Film review: Political thriller Leave No Traces is a multi-layered affair
Leave No Traces
★★★★☆
Based on historical events, Leave No Traces (15A) is a political thriller set in Communist Poland during the 1980s.
When student Grzegorz Przemyk (Mateusz Górski) is brutally beaten in a police station, and subsequently dies of his injuries, the only witness is his friend Jurek (Tomasz Zietek). With Pope John Paul II due to visit Poland, the authorities try to hush up the circumstances around Grzegorz’s death, not least because Grzegorz is the son of the Solidarity activist Barbara Sadowska (Sandra Korzeniak). Soon Jurek becomes the most wanted man in Poland, as the State brings the full weight of its resources to bear on suppressing the truth by any means necessary.

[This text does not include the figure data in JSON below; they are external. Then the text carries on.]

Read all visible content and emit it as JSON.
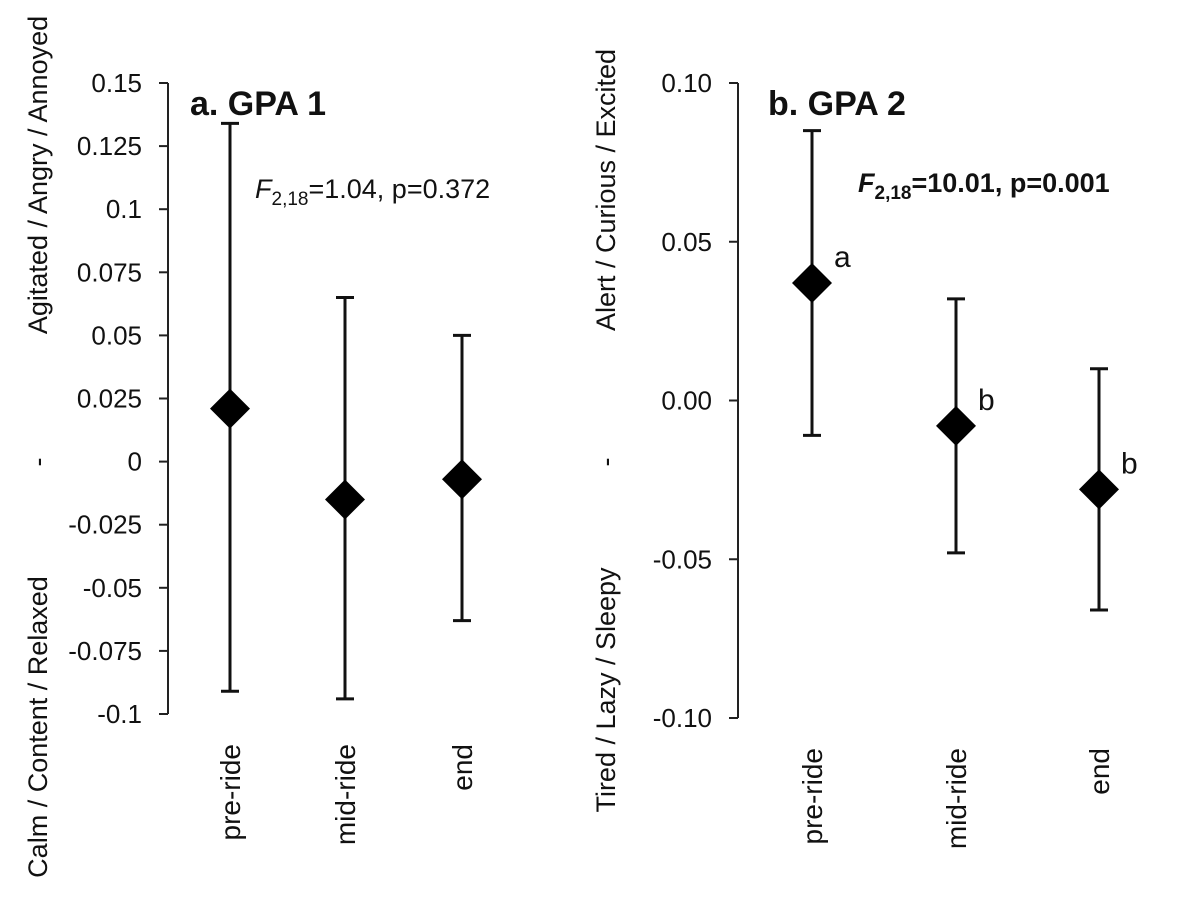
{
  "chart_data": [
    {
      "type": "scatter",
      "title": "a. GPA 1",
      "stat": {
        "f_symbol": "F",
        "f_sub": "2,18",
        "f_rest": "=1.04, p=0.372"
      },
      "ylabel": {
        "top": "Agitated / Angry / Annoyed",
        "mid": "-",
        "bottom": "Calm / Content / Relaxed"
      },
      "ylim": [
        -0.1,
        0.15
      ],
      "yticks": [
        {
          "value": 0.15,
          "label": "0.15"
        },
        {
          "value": 0.125,
          "label": "0.125"
        },
        {
          "value": 0.1,
          "label": "0.1"
        },
        {
          "value": 0.075,
          "label": "0.075"
        },
        {
          "value": 0.05,
          "label": "0.05"
        },
        {
          "value": 0.025,
          "label": "0.025"
        },
        {
          "value": 0,
          "label": "0"
        },
        {
          "value": -0.025,
          "label": "-0.025"
        },
        {
          "value": -0.05,
          "label": "-0.05"
        },
        {
          "value": -0.075,
          "label": "-0.075"
        },
        {
          "value": -0.1,
          "label": "-0.1"
        }
      ],
      "categories": [
        "pre-ride",
        "mid-ride",
        "end"
      ],
      "series": [
        {
          "values": [
            0.021,
            -0.015,
            -0.007
          ],
          "err_high": [
            0.134,
            0.065,
            0.05
          ],
          "err_low": [
            -0.091,
            -0.094,
            -0.063
          ],
          "letters": [
            "",
            "",
            ""
          ]
        }
      ]
    },
    {
      "type": "scatter",
      "title": "b. GPA 2",
      "stat": {
        "f_symbol": "F",
        "f_sub": "2,18",
        "f_rest": "=10.01, p=0.001"
      },
      "ylabel": {
        "top": "Alert / Curious / Excited",
        "mid": "-",
        "bottom": "Tired / Lazy / Sleepy"
      },
      "ylim": [
        -0.1,
        0.1
      ],
      "yticks": [
        {
          "value": 0.1,
          "label": "0.10"
        },
        {
          "value": 0.05,
          "label": "0.05"
        },
        {
          "value": 0,
          "label": "0.00"
        },
        {
          "value": -0.05,
          "label": "-0.05"
        },
        {
          "value": -0.1,
          "label": "-0.10"
        }
      ],
      "categories": [
        "pre-ride",
        "mid-ride",
        "end"
      ],
      "series": [
        {
          "values": [
            0.037,
            -0.008,
            -0.028
          ],
          "err_high": [
            0.085,
            0.032,
            0.01
          ],
          "err_low": [
            -0.011,
            -0.048,
            -0.066
          ],
          "letters": [
            "a",
            "b",
            "b"
          ]
        }
      ]
    }
  ]
}
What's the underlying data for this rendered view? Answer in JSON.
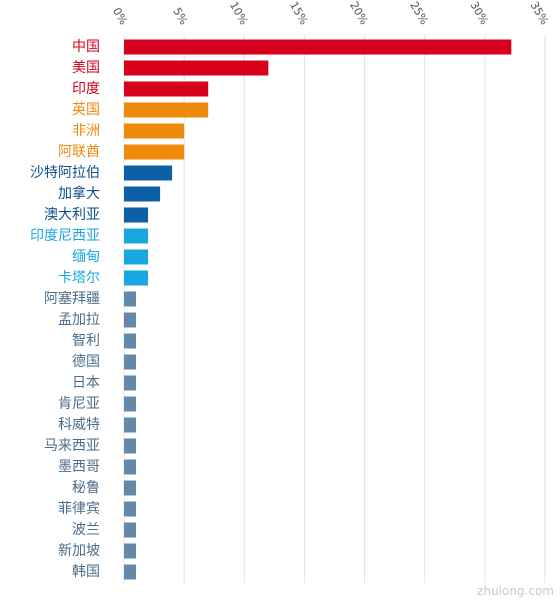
{
  "chart_data": {
    "type": "bar",
    "orientation": "horizontal",
    "xlim": [
      0,
      35
    ],
    "x_ticks": [
      0,
      5,
      10,
      15,
      20,
      25,
      30,
      35
    ],
    "x_tick_labels": [
      "0%",
      "5%",
      "10%",
      "15%",
      "20%",
      "25%",
      "30%",
      "35%"
    ],
    "grid": true,
    "categories": [
      "中国",
      "美国",
      "印度",
      "英国",
      "非洲",
      "阿联酋",
      "沙特阿拉伯",
      "加拿大",
      "澳大利亚",
      "印度尼西亚",
      "缅甸",
      "卡塔尔",
      "阿塞拜疆",
      "孟加拉",
      "智利",
      "德国",
      "日本",
      "肯尼亚",
      "科威特",
      "马来西亚",
      "墨西哥",
      "秘鲁",
      "菲律宾",
      "波兰",
      "新加坡",
      "韩国"
    ],
    "values": [
      32.2,
      12.0,
      7.0,
      7.0,
      5.0,
      5.0,
      4.0,
      3.0,
      2.0,
      2.0,
      2.0,
      2.0,
      1.0,
      1.0,
      1.0,
      1.0,
      1.0,
      1.0,
      1.0,
      1.0,
      1.0,
      1.0,
      1.0,
      1.0,
      1.0,
      1.0
    ],
    "bar_colors": [
      "#d6001c",
      "#d6001c",
      "#d6001c",
      "#f08a0c",
      "#f08a0c",
      "#f08a0c",
      "#0d5fa6",
      "#0d5fa6",
      "#0d5fa6",
      "#19a7e0",
      "#19a7e0",
      "#19a7e0",
      "#6388a8",
      "#6388a8",
      "#6388a8",
      "#6388a8",
      "#6388a8",
      "#6388a8",
      "#6388a8",
      "#6388a8",
      "#6388a8",
      "#6388a8",
      "#6388a8",
      "#6388a8",
      "#6388a8",
      "#6388a8"
    ],
    "label_colors": [
      "#d6001c",
      "#d6001c",
      "#d6001c",
      "#f08a0c",
      "#f08a0c",
      "#f08a0c",
      "#0d4f8a",
      "#0d4f8a",
      "#0d4f8a",
      "#19a7e0",
      "#19a7e0",
      "#19a7e0",
      "#4a6d8c",
      "#4a6d8c",
      "#4a6d8c",
      "#4a6d8c",
      "#4a6d8c",
      "#4a6d8c",
      "#4a6d8c",
      "#4a6d8c",
      "#4a6d8c",
      "#4a6d8c",
      "#4a6d8c",
      "#4a6d8c",
      "#4a6d8c",
      "#4a6d8c"
    ],
    "grid_color": "#e3e3e3"
  },
  "watermark": "zhulong.com"
}
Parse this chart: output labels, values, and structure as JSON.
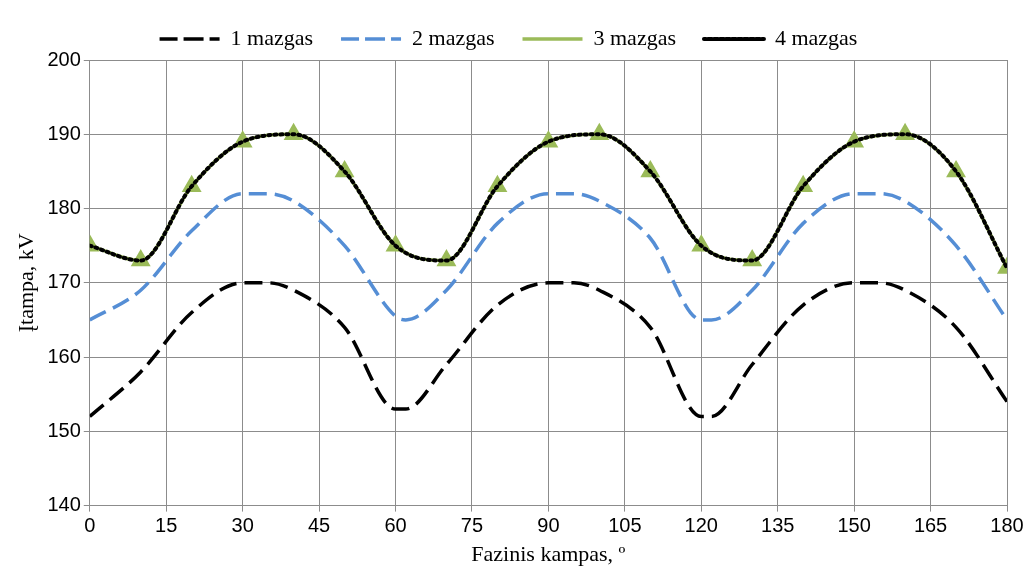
{
  "chart_data": {
    "type": "line",
    "xlabel": "Fazinis kampas, º",
    "ylabel": "Įtampa, kV",
    "xlim": [
      0,
      180
    ],
    "xticks": [
      0,
      15,
      30,
      45,
      60,
      75,
      90,
      105,
      120,
      135,
      150,
      165,
      180
    ],
    "ylim": [
      140,
      200
    ],
    "yticks": [
      140,
      150,
      160,
      170,
      180,
      190,
      200
    ],
    "grid": true,
    "legend": "top",
    "series": [
      {
        "name": "1 mazgas",
        "color": "#000000",
        "line_style": "dashed",
        "marker": "none",
        "x": [
          0,
          10,
          20,
          30,
          35,
          40,
          50,
          60,
          62,
          70,
          80,
          90,
          95,
          100,
          110,
          120,
          122,
          130,
          140,
          150,
          155,
          160,
          170,
          180
        ],
        "values": [
          152,
          158,
          166,
          170,
          170,
          169,
          164,
          153,
          153,
          159,
          167,
          170,
          170,
          169,
          164,
          152,
          152,
          159,
          167,
          170,
          170,
          169,
          164,
          154
        ]
      },
      {
        "name": "2 mazgas",
        "color": "#558ed5",
        "line_style": "dashed",
        "marker": "none",
        "x": [
          0,
          10,
          20,
          30,
          35,
          40,
          50,
          60,
          62,
          70,
          80,
          90,
          95,
          100,
          110,
          120,
          122,
          130,
          140,
          150,
          155,
          160,
          170,
          180
        ],
        "values": [
          165,
          169,
          177,
          182,
          182,
          181,
          175,
          165.5,
          165,
          169,
          178,
          182,
          182,
          181,
          176,
          165,
          165,
          169,
          178,
          182,
          182,
          181,
          175,
          165
        ]
      },
      {
        "name": "3 mazgas",
        "color": "#9bbb59",
        "line_style": "solid",
        "marker": "triangle",
        "x": [
          0,
          10,
          20,
          30,
          40,
          50,
          60,
          70,
          80,
          90,
          100,
          110,
          120,
          130,
          140,
          150,
          160,
          170,
          180
        ],
        "values": [
          175,
          173,
          183,
          189,
          190,
          185,
          175,
          173,
          183,
          189,
          190,
          185,
          175,
          173,
          183,
          189,
          190,
          185,
          172
        ]
      },
      {
        "name": "4 mazgas",
        "color": "#000000",
        "line_style": "dotted",
        "marker": "none",
        "x": [
          0,
          10,
          20,
          30,
          40,
          50,
          60,
          70,
          80,
          90,
          100,
          110,
          120,
          130,
          140,
          150,
          160,
          170,
          180
        ],
        "values": [
          175,
          173,
          183,
          189,
          190,
          185,
          175,
          173,
          183,
          189,
          190,
          185,
          175,
          173,
          183,
          189,
          190,
          185,
          172
        ]
      }
    ]
  }
}
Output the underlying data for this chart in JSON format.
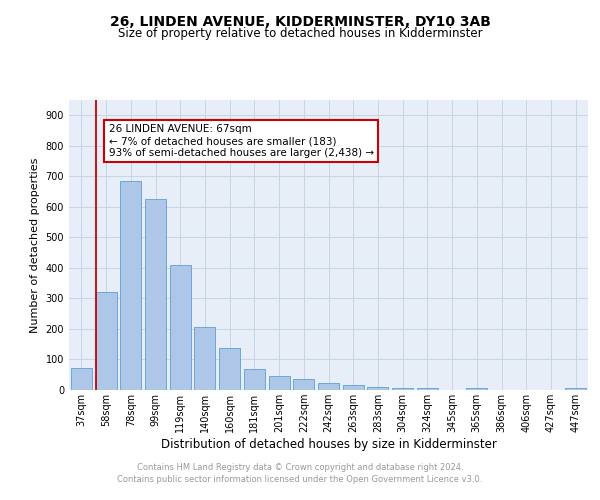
{
  "title": "26, LINDEN AVENUE, KIDDERMINSTER, DY10 3AB",
  "subtitle": "Size of property relative to detached houses in Kidderminster",
  "xlabel": "Distribution of detached houses by size in Kidderminster",
  "ylabel": "Number of detached properties",
  "categories": [
    "37sqm",
    "58sqm",
    "78sqm",
    "99sqm",
    "119sqm",
    "140sqm",
    "160sqm",
    "181sqm",
    "201sqm",
    "222sqm",
    "242sqm",
    "263sqm",
    "283sqm",
    "304sqm",
    "324sqm",
    "345sqm",
    "365sqm",
    "386sqm",
    "406sqm",
    "427sqm",
    "447sqm"
  ],
  "values": [
    72,
    320,
    685,
    625,
    410,
    207,
    137,
    68,
    47,
    35,
    22,
    15,
    10,
    8,
    7,
    0,
    8,
    0,
    0,
    0,
    7
  ],
  "bar_color": "#aec6e8",
  "bar_edge_color": "#5a9fd4",
  "vline_x_bar_index": 1,
  "vline_color": "#cc0000",
  "annotation_text": "26 LINDEN AVENUE: 67sqm\n← 7% of detached houses are smaller (183)\n93% of semi-detached houses are larger (2,438) →",
  "annotation_box_color": "#ffffff",
  "annotation_box_edge": "#cc0000",
  "ylim": [
    0,
    950
  ],
  "yticks": [
    0,
    100,
    200,
    300,
    400,
    500,
    600,
    700,
    800,
    900
  ],
  "grid_color": "#c8d4e8",
  "background_color": "#e8eef8",
  "footer_line1": "Contains HM Land Registry data © Crown copyright and database right 2024.",
  "footer_line2": "Contains public sector information licensed under the Open Government Licence v3.0.",
  "title_fontsize": 10,
  "subtitle_fontsize": 8.5,
  "ylabel_fontsize": 8,
  "xlabel_fontsize": 8.5,
  "tick_fontsize": 7,
  "annotation_fontsize": 7.5,
  "footer_fontsize": 6,
  "footer_color": "#999999"
}
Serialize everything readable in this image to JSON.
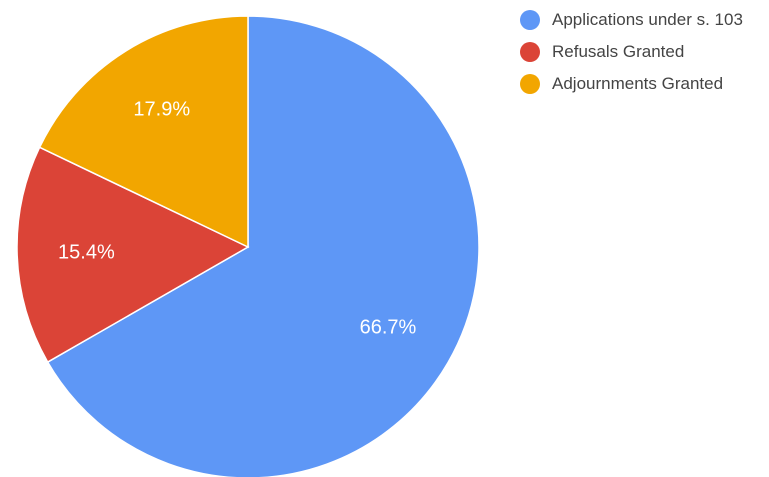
{
  "chart_data": {
    "type": "pie",
    "categories": [
      "Applications under s. 103",
      "Refusals Granted",
      "Adjournments Granted"
    ],
    "values": [
      66.7,
      15.4,
      17.9
    ],
    "value_labels": [
      "66.7%",
      "15.4%",
      "17.9%"
    ],
    "colors": [
      "#5e97f6",
      "#db4437",
      "#f2a600"
    ],
    "legend": "right"
  }
}
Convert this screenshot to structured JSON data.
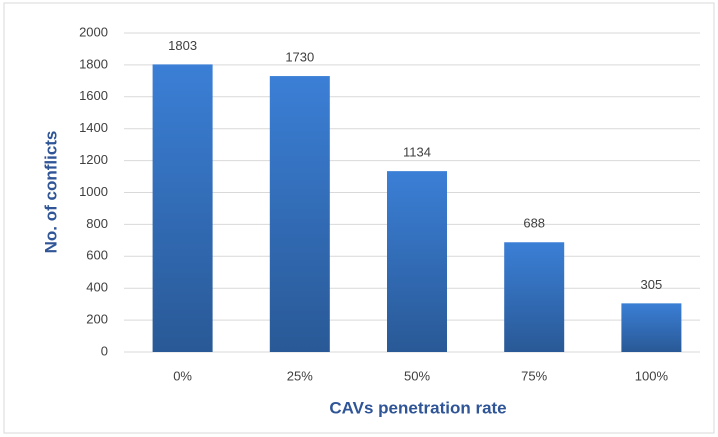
{
  "chart_data": {
    "type": "bar",
    "x_label": "CAVs penetration rate",
    "y_label": "No. of conflicts",
    "categories": [
      "0%",
      "25%",
      "50%",
      "75%",
      "100%"
    ],
    "values": [
      1803,
      1730,
      1134,
      688,
      305
    ],
    "color": "#3b7fd6",
    "ylim": [
      0,
      2000
    ],
    "yticks": [
      0,
      200,
      400,
      600,
      800,
      1000,
      1200,
      1400,
      1600,
      1800,
      2000
    ],
    "grid": true,
    "data_labels": true
  }
}
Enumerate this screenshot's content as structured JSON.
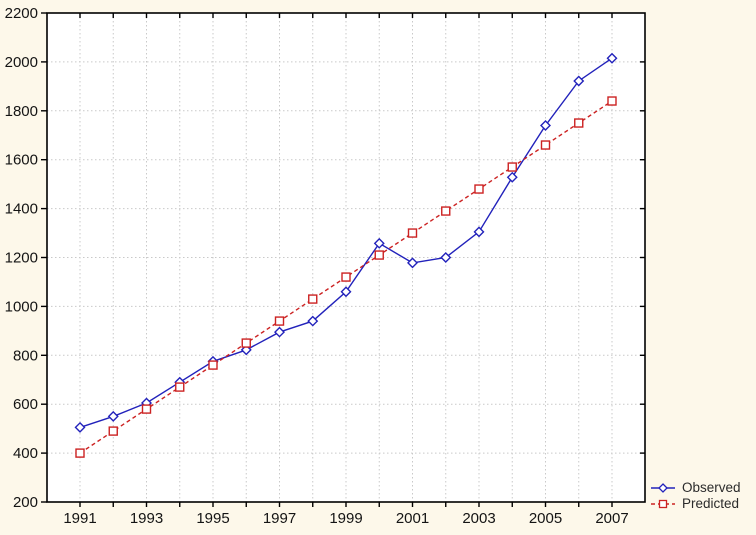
{
  "chart_data": {
    "type": "line",
    "x": [
      1991,
      1992,
      1993,
      1994,
      1995,
      1996,
      1997,
      1998,
      1999,
      2000,
      2001,
      2002,
      2003,
      2004,
      2005,
      2006,
      2007
    ],
    "series": [
      {
        "name": "Observed",
        "color": "#2222bb",
        "marker": "diamond",
        "line_style": "solid",
        "values": [
          505,
          550,
          605,
          690,
          775,
          822,
          895,
          940,
          1060,
          1258,
          1178,
          1200,
          1305,
          1528,
          1740,
          1922,
          2015
        ]
      },
      {
        "name": "Predicted",
        "color": "#cc2222",
        "marker": "square",
        "line_style": "dashed",
        "values": [
          400,
          490,
          580,
          670,
          760,
          850,
          940,
          1030,
          1120,
          1210,
          1300,
          1390,
          1480,
          1570,
          1660,
          1750,
          1840
        ]
      }
    ],
    "title": "",
    "xlabel": "",
    "ylabel": "",
    "ylim": [
      200,
      2200
    ],
    "ytick_step": 200,
    "yticks": [
      200,
      400,
      600,
      800,
      1000,
      1200,
      1400,
      1600,
      1800,
      2000,
      2200
    ],
    "xtick_labels": [
      "1991",
      "1993",
      "1995",
      "1997",
      "1999",
      "2001",
      "2003",
      "2005",
      "2007"
    ],
    "grid": "dotted",
    "legend_position": "bottom-right-outside"
  },
  "colors": {
    "background": "#fdf8ea",
    "plot_background": "#ffffff",
    "grid": "#c9c9c9",
    "frame": "#000000",
    "tick": "#000000",
    "axis_text": "#141414",
    "legend_text": "#2b2b2b"
  },
  "legend": {
    "items": [
      {
        "label": "Observed"
      },
      {
        "label": "Predicted"
      }
    ]
  }
}
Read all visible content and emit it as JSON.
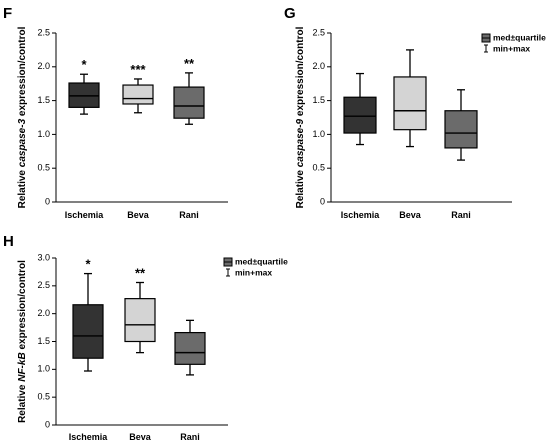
{
  "chart_data": [
    {
      "panel": "F",
      "type": "boxplot",
      "ylabel": {
        "pre": "Relative ",
        "gene": "caspase-3",
        "post": " expression/control"
      },
      "ylim": [
        0,
        2.5
      ],
      "yticks": [
        "0",
        "0.5",
        "1.0",
        "1.5",
        "2.0",
        "2.5"
      ],
      "categories": [
        "Ischemia",
        "Beva",
        "Rani"
      ],
      "boxes": [
        {
          "name": "Ischemia",
          "min": 1.3,
          "q1": 1.4,
          "median": 1.57,
          "q3": 1.76,
          "max": 1.89,
          "color": "#333333",
          "sig": "*"
        },
        {
          "name": "Beva",
          "min": 1.32,
          "q1": 1.45,
          "median": 1.53,
          "q3": 1.73,
          "max": 1.82,
          "color": "#d4d4d4",
          "sig": "***"
        },
        {
          "name": "Rani",
          "min": 1.15,
          "q1": 1.24,
          "median": 1.42,
          "q3": 1.7,
          "max": 1.91,
          "color": "#6b6b6b",
          "sig": "**"
        }
      ],
      "legend": null
    },
    {
      "panel": "G",
      "type": "boxplot",
      "ylabel": {
        "pre": "Relative ",
        "gene": "caspase-9",
        "post": " expression/control"
      },
      "ylim": [
        0,
        2.5
      ],
      "yticks": [
        "0",
        "0.5",
        "1.0",
        "1.5",
        "2.0",
        "2.5"
      ],
      "categories": [
        "Ischemia",
        "Beva",
        "Rani"
      ],
      "boxes": [
        {
          "name": "Ischemia",
          "min": 0.85,
          "q1": 1.02,
          "median": 1.27,
          "q3": 1.55,
          "max": 1.9,
          "color": "#333333",
          "sig": ""
        },
        {
          "name": "Beva",
          "min": 0.82,
          "q1": 1.07,
          "median": 1.35,
          "q3": 1.85,
          "max": 2.25,
          "color": "#d4d4d4",
          "sig": ""
        },
        {
          "name": "Rani",
          "min": 0.62,
          "q1": 0.8,
          "median": 1.02,
          "q3": 1.35,
          "max": 1.66,
          "color": "#6b6b6b",
          "sig": ""
        }
      ],
      "legend": {
        "box_label": "med±quartile",
        "whisker_label": "min+max",
        "box_color": "#6b6b6b"
      }
    },
    {
      "panel": "H",
      "type": "boxplot",
      "ylabel": {
        "pre": "Relative ",
        "gene": "NF-kB",
        "post": " expression/control"
      },
      "ylim": [
        0,
        3.0
      ],
      "yticks": [
        "0",
        "0.5",
        "1.0",
        "1.5",
        "2.0",
        "2.5",
        "3.0"
      ],
      "categories": [
        "Ischemia",
        "Beva",
        "Rani"
      ],
      "boxes": [
        {
          "name": "Ischemia",
          "min": 0.97,
          "q1": 1.2,
          "median": 1.6,
          "q3": 2.16,
          "max": 2.72,
          "color": "#333333",
          "sig": "*"
        },
        {
          "name": "Beva",
          "min": 1.3,
          "q1": 1.5,
          "median": 1.8,
          "q3": 2.27,
          "max": 2.56,
          "color": "#d4d4d4",
          "sig": "**"
        },
        {
          "name": "Rani",
          "min": 0.9,
          "q1": 1.09,
          "median": 1.3,
          "q3": 1.66,
          "max": 1.88,
          "color": "#6b6b6b",
          "sig": ""
        }
      ],
      "legend": {
        "box_label": "med±quartile",
        "whisker_label": "min+max",
        "box_color": "#6b6b6b"
      }
    }
  ]
}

Jan P Matuszynski’s film is a multi-layered affair that explores the killing of Grzegorz Przemyk from a number of angles, which include the desperate attempts by General Czeslaw Kisczak (Robert Wieckiewicz) to enact a cover-up.
Jurek is the ostensible hero of the piece, but it’s when we see the story through the authorities’ eyes that the film is at its most fascinating, as their increasingly ridiculous attempts to shunt the blame onto anyone except the guilty parties results in a fact-mangling cat’s cradle worthy of Kafka and Orwell at their most absurd.